By Jim Gibney (for Irish News)
For most of the last six weeks the London-based media, Britain’s national television and the public have been preoccupied with the trial (and verdict) of the Metropolitan Police for the summary execution of a young Brazilian, Jean Charles de Menezes, in July 2005.
Mr de Menezes was an innocent man targeted in a police operation to apprehend suicide bombers who the previous day had failed to detonate four bombs in London’s underground. Two weeks prior to the killing of Mr de Menezes suicide bombers had killed 52 people and injured 750 in the underground.
“Catastrophic” was how the jury described the police’s failings in the lead up to the killing of Mr de Menezes. The judge found these failings as being “simply beyond explanation”.

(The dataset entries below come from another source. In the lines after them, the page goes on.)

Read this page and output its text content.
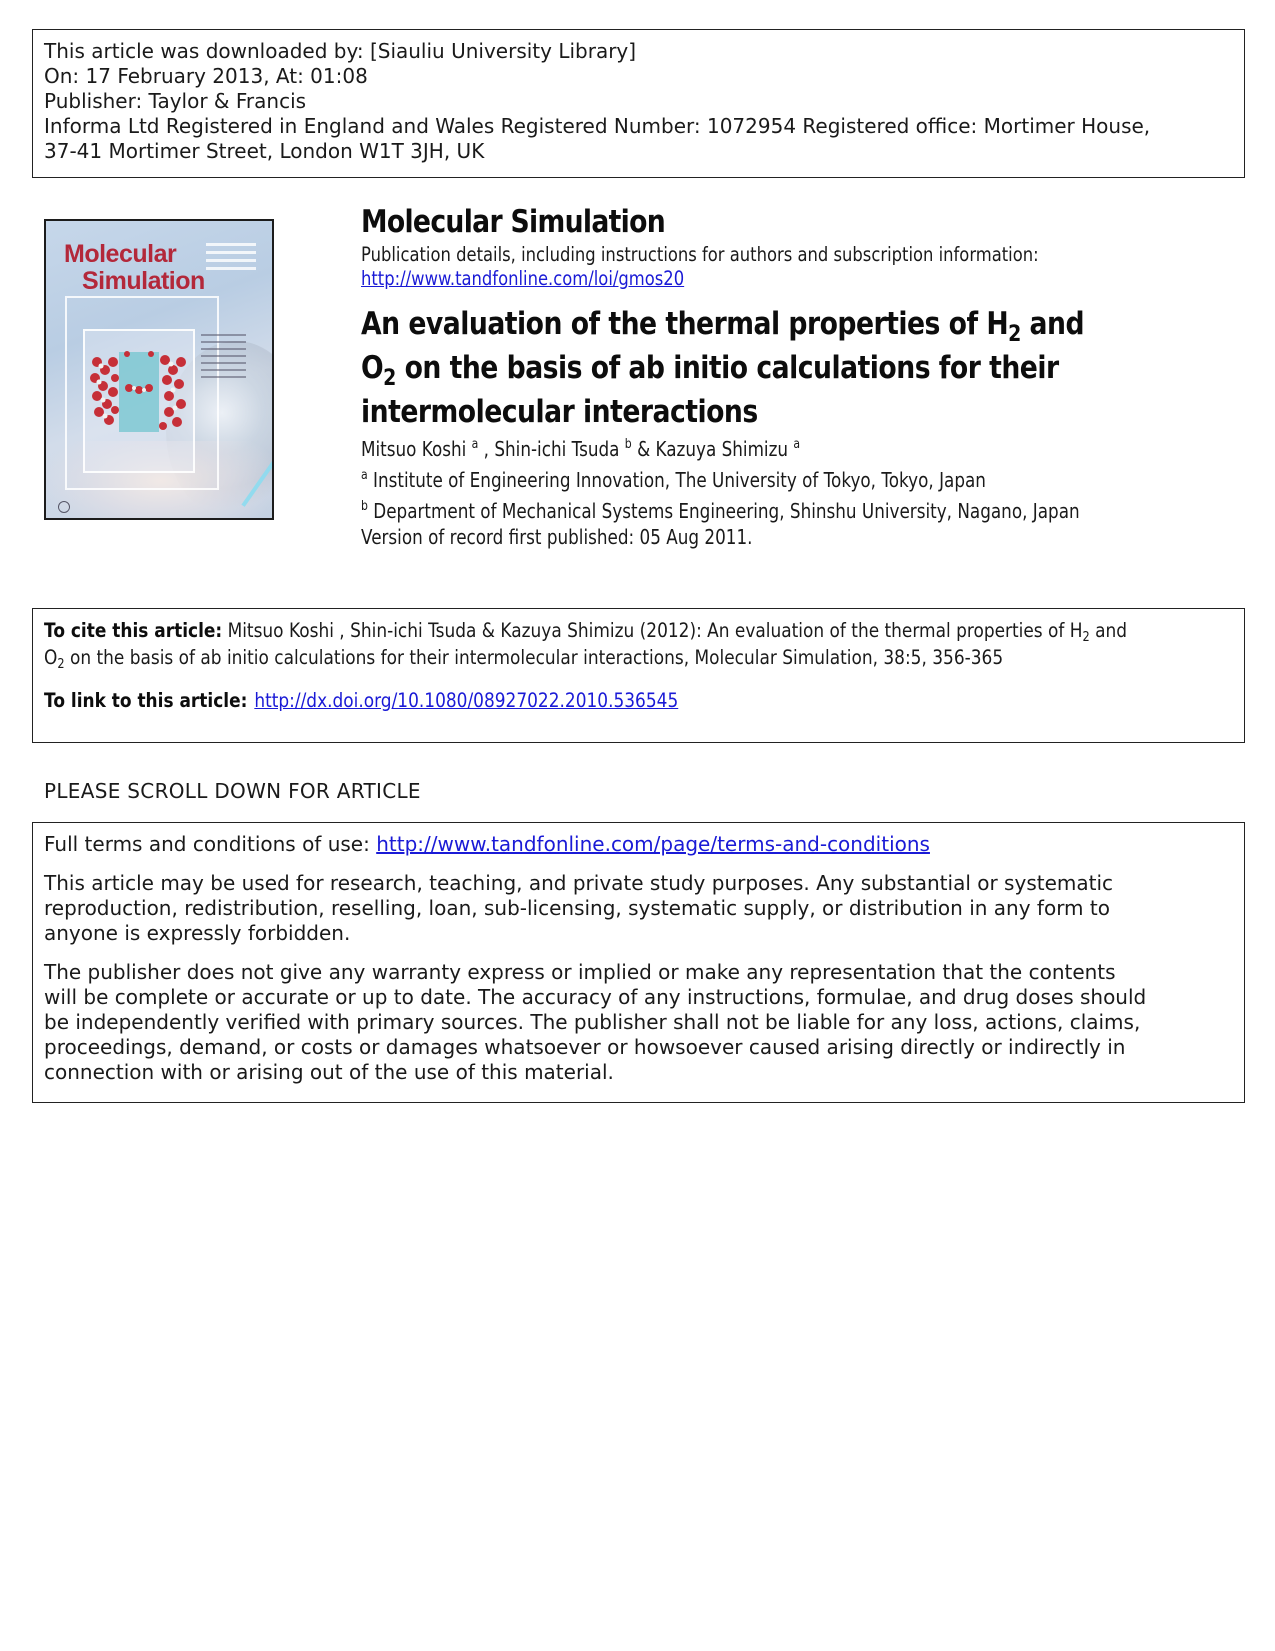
This article was downloaded by: [Siauliu University Library]
On: 17 February 2013, At: 01:08
Publisher: Taylor & Francis
Informa Ltd Registered in England and Wales Registered Number: 1072954 Registered office: Mortimer House,
37-41 Mortimer Street, London W1T 3JH, UK
Molecular
Simulation
Molecular Simulation
Publication details, including instructions for authors and subscription information:
http://www.tandfonline.com/loi/gmos20
An evaluation of the thermal properties of $H_2$ and
$O_2$ on the basis of ab initio calculations for their
intermolecular interactions
Mitsuo Koshi $^a$ , Shin-ichi Tsuda $^b$ & Kazuya Shimizu $^a$
$^a$ Institute of Engineering Innovation, The University of Tokyo, Tokyo, Japan
$^b$ Department of Mechanical Systems Engineering, Shinshu University, Nagano, Japan
Version of record first published: 05 Aug 2011.
To cite this article: Mitsuo Koshi , Shin-ichi Tsuda & Kazuya Shimizu (2012): An evaluation of the thermal properties of $H_2$ and
$O_2$ on the basis of ab initio calculations for their intermolecular interactions, Molecular Simulation, 38:5, 356-365
To link to this article: http://dx.doi.org/10.1080/08927022.2010.536545
PLEASE SCROLL DOWN FOR ARTICLE

Full terms and conditions of use: http://www.tandfonline.com/page/terms-and-conditions

This article may be used for research, teaching, and private study purposes. Any substantial or systematic
reproduction, redistribution, reselling, loan, sub-licensing, systematic supply, or distribution in any form to
anyone is expressly forbidden.

The publisher does not give any warranty express or implied or make any representation that the contents
will be complete or accurate or up to date. The accuracy of any instructions, formulae, and drug doses should
be independently verified with primary sources. The publisher shall not be liable for any loss, actions, claims,
proceedings, demand, or costs or damages whatsoever or howsoever caused arising directly or indirectly in
connection with or arising out of the use of this material.
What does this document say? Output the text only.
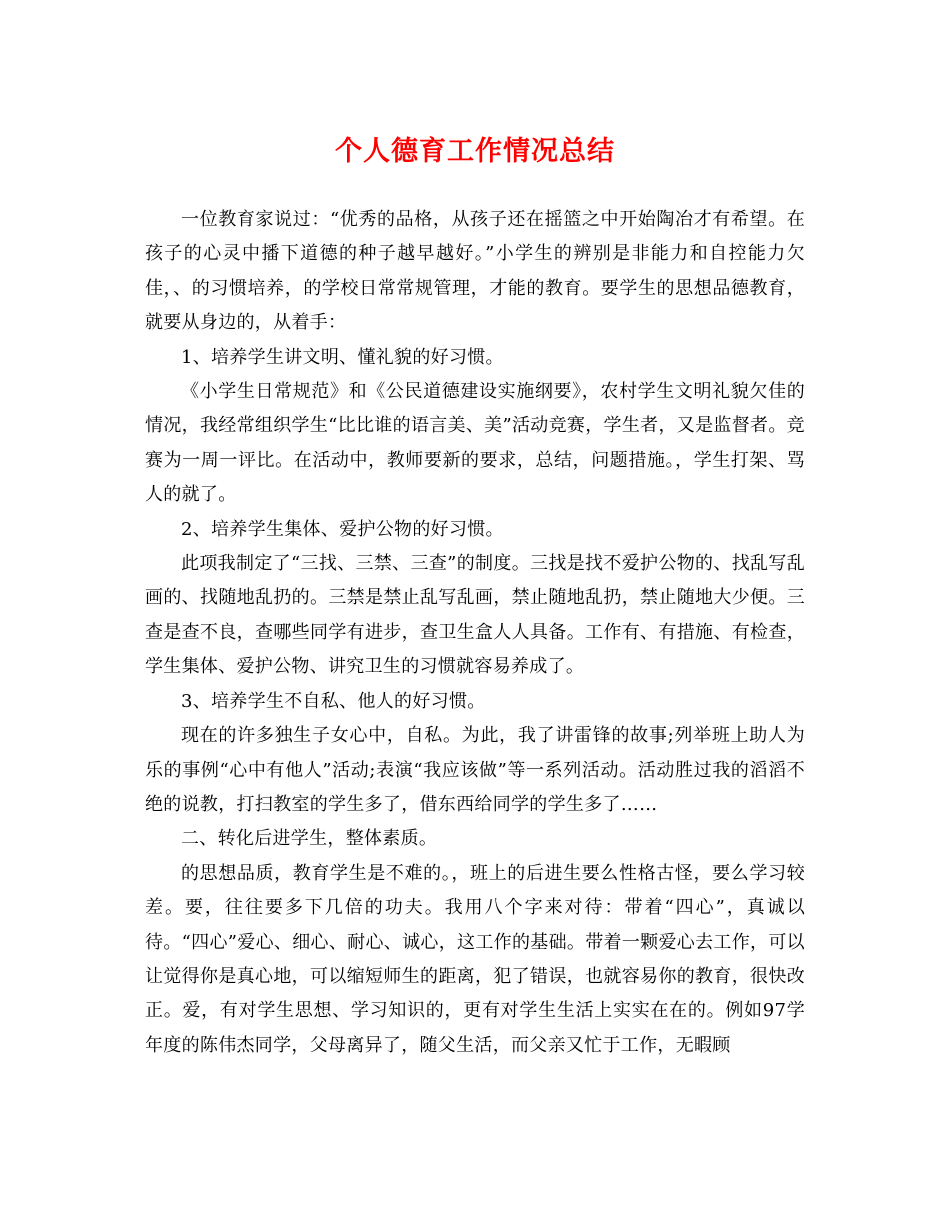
个人德育工作情况总结

一位教育家说过：“优秀的品格，从孩子还在摇篮之中开始陶冶才有希望。在孩子的心灵中播下道德的种子越早越好。”小学生的辨别是非能力和自控能力欠佳，、的习惯培养，的学校日常常规管理，才能的教育。要学生的思想品德教育，就要从身边的，从着手：

1、培养学生讲文明、懂礼貌的好习惯。

《小学生日常规范》和《公民道德建设实施纲要》，农村学生文明礼貌欠佳的情况，我经常组织学生“比比谁的语言美、美”活动竞赛，学生者，又是监督者。竞赛为一周一评比。在活动中，教师要新的要求，总结，问题措施。，学生打架、骂人的就了。

2、培养学生集体、爱护公物的好习惯。

此项我制定了“三找、三禁、三查”的制度。三找是找不爱护公物的、找乱写乱画的、找随地乱扔的。三禁是禁止乱写乱画，禁止随地乱扔，禁止随地大少便。三查是查不良，查哪些同学有进步，查卫生盒人人具备。工作有、有措施、有检查，学生集体、爱护公物、讲究卫生的习惯就容易养成了。

3、培养学生不自私、他人的好习惯。

现在的许多独生子女心中，自私。为此，我了讲雷锋的故事;列举班上助人为乐的事例“心中有他人”活动;表演“我应该做”等一系列活动。活动胜过我的滔滔不绝的说教，打扫教室的学生多了，借东西给同学的学生多了……

二、转化后进学生，整体素质。

的思想品质，教育学生是不难的。，班上的后进生要么性格古怪，要么学习较差。要，往往要多下几倍的功夫。我用八个字来对待：带着“四心”，真诚以待。“四心”爱心、细心、耐心、诚心，这工作的基础。带着一颗爱心去工作，可以让觉得你是真心地，可以缩短师生的距离，犯了错误，也就容易你的教育，很快改正。爱，有对学生思想、学习知识的，更有对学生生活上实实在在的。例如97学年度的陈伟杰同学，父母离异了，随父生活，而父亲又忙于工作，无暇顾
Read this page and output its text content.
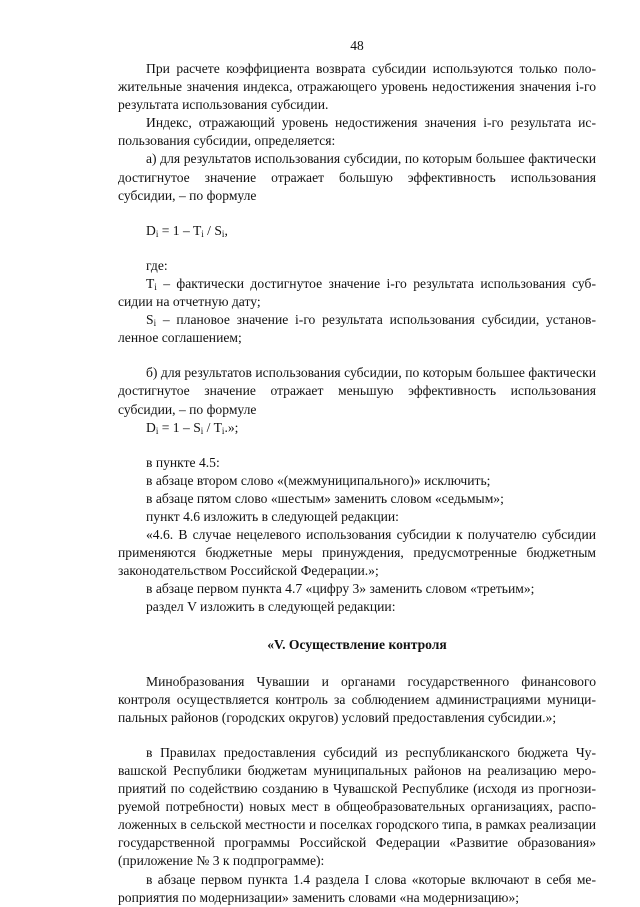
48

При расчете коэффициента возврата субсидии используются только положительные значения индекса, отражающего уровень недостижения значения i-го результата использования субсидии.

Индекс, отражающий уровень недостижения значения i-го результата использования субсидии, определяется:

а) для результатов использования субсидии, по которым большее фактически достигнутое значение отражает большую эффективность использования субсидии, – по формуле

$D_i = 1 - T_i / S_i$,

где:

$T_i$ – фактически достигнутое значение i-го результата использования субсидии на отчетную дату;

$S_i$ – плановое значение i-го результата использования субсидии, установленное соглашением;

б) для результатов использования субсидии, по которым большее фактически достигнутое значение отражает меньшую эффективность использования субсидии, – по формуле

$D_i = 1 - S_i / T_i$.»;

в пункте 4.5:

в абзаце втором слово «(межмуниципального)» исключить;

в абзаце пятом слово «шестым» заменить словом «седьмым»;

пункт 4.6 изложить в следующей редакции:

«4.6. В случае нецелевого использования субсидии к получателю субсидии применяются бюджетные меры принуждения, предусмотренные бюджетным законодательством Российской Федерации.»;

в абзаце первом пункта 4.7 «цифру 3» заменить словом «третьим»;

раздел V изложить в следующей редакции:

«V. Осуществление контроля

Минобразования Чувашии и органами государственного финансового контроля осуществляется контроль за соблюдением администрациями муниципальных районов (городских округов) условий предоставления субсидии.»;

в Правилах предоставления субсидий из республиканского бюджета Чувашской Республики бюджетам муниципальных районов на реализацию мероприятий по содействию созданию в Чувашской Республике (исходя из прогнозируемой потребности) новых мест в общеобразовательных организациях, расположенных в сельской местности и поселках городского типа, в рамках реализации государственной программы Российской Федерации «Развитие образования» (приложение № 3 к подпрограмме):

в абзаце первом пункта 1.4 раздела I слова «которые включают в себя мероприятия по модернизации» заменить словами «на модернизацию»;
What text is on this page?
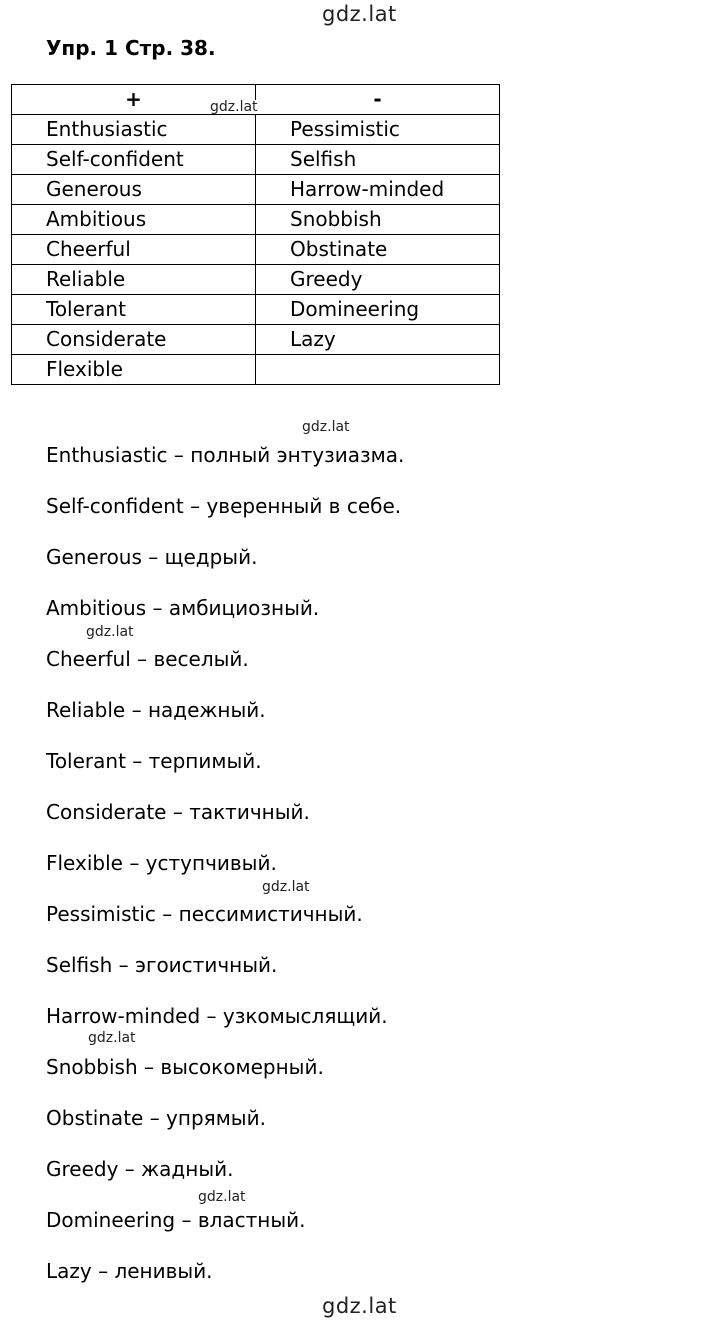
gdz.lat
Упр. 1 Стр. 38.
+	-
Enthusiastic	Pessimistic
Self-confident	Selfish
Generous	Harrow-minded
Ambitious	Snobbish
Cheerful	Obstinate
Reliable	Greedy
Tolerant	Domineering
Considerate	Lazy
Flexible	
gdz.lat
gdz.lat
Enthusiastic – полный энтузиазма.
Self-confident – уверенный в себе.
Generous – щедрый.
Ambitious – амбициозный.
Cheerful – веселый.
Reliable – надежный.
Tolerant – терпимый.
Considerate – тактичный.
Flexible – уступчивый.
Pessimistic – пессимистичный.
Selfish – эгоистичный.
Harrow-minded – узкомыслящий.
Snobbish – высокомерный.
Obstinate – упрямый.
Greedy – жадный.
Domineering – властный.
Lazy – ленивый.
gdz.lat
gdz.lat
gdz.lat
gdz.lat
gdz.lat
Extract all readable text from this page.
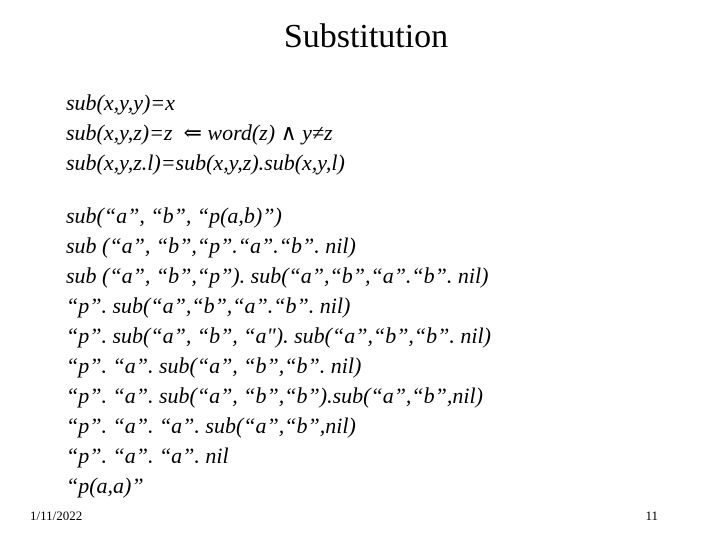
Substitution
sub(x,y,y)=x
sub(x,y,z)=z  ⇐ word(z) ∧ y≠z
sub(x,y,z.l)=sub(x,y,z).sub(x,y,l)
sub(“a”, “b”, “p(a,b)”)
sub (“a”, “b”,“p”.“a”.“b”. nil)
sub (“a”, “b”,“p”). sub(“a”,“b”,“a”.“b”. nil)
“p”. sub(“a”,“b”,“a”.“b”. nil)
“p”. sub(“a”, “b”, “a"). sub(“a”,“b”,“b”. nil)
“p”. “a”. sub(“a”, “b”,“b”. nil)
“p”. “a”. sub(“a”, “b”,“b”).sub(“a”,“b”,nil)
“p”. “a”. “a”. sub(“a”,“b”,nil)
“p”. “a”. “a”. nil
“p(a,a)”
1/11/2022	11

There was an immediate and sustained call for the resignation of Sir Ian Blair, Britain’s top police officer, when the jury found the police guilty of breaking health and safety laws through a litany of decisions which put in danger the lives of those close to the police operation.
It might seem shallow or even insulting, given the controversial circumstances of Mr de Menezes’s death, that the verdict was limited to a health and safety law but it was the most serious finding the jury could make.
Indeed, it was incredible that the trial actually took place because the Crown Prosecution Service had decided no individual officer would be held responsible for the shooting - a decision which angered the family and civil liberty groups.
But a trial was needed because the police’s reputation had been seriously damaged by the killing.
The only option open to the prosecution service was to put the police service on trial for failing to protect the public. The verdict in this case was in effect a corporate conviction and a serious blow to the Metropolitan Police.
A solicitor for the family said the trial revealed the police followed an “unstoppable shoot-to-kill policy”.
The consequences of this killing for the police have been far-reaching and result from the relentless pressure from many quarters, not least the de Menezes family, to force the police to account for their actions.
At the trial the police tried to defend themselves on the grounds that London was under siege from suicide bombers and that they were operating in dangerous conditions.
While this was true the jury comprehensively rejected it as an excuse for summary execution.
The Belfast-based organisation Relatives for Justice (RFJ) watched the de Menezes trial with great interest.
It has battled for years with the prosecution authorities here on behalf of many families seeking justice who experienced “an unstoppable shoot-to-kill policy” and lost loved ones as a result.
And while RFJ is also disappointed that no police officer would face prosecution for the de Menezes killing it welcomed the public focus the trial received.
This exposure, in a single controversial killing, stands in marked contrast to the secrecy surrounding multiple killings by the Crown forces during the conflict.
Next year RFJ, a group of families and their solicitors will challenge that secrecy which in the case of six families from north Armagh has lasted for 25 years.
These families - Burns, McKerr, Toman, Carroll and Grew - will be joined by the Tighe and Jordan families in the courtroom of the Belfast coroner John Leckey.
Through a reopened inquest into these killings the families are hoping to expose the hidden facts behind the deaths of their loved ones.
They are challenging very powerful forces that have successfully prevented exposure.
Central to the cases of the north Armagh families is public access to the Stalker/Sampson report into these killings. Thus far the British government and the police authorities have refused to hand over this report.
That decision now rests with PSNI chief constable Hugh Orde. He promised a new beginning to policing. This commitment compels him to hand over these reports uncensored.
Also of crucial importance is the willingness of those involved in the killings to attend the inquest and give evidence.
The coroner now has the power to compel witnesses to attend and is prepared to use it.
Will the vested interests succeed in blocking the truth or will the families - like the de Menezeses - finally uncover the truth?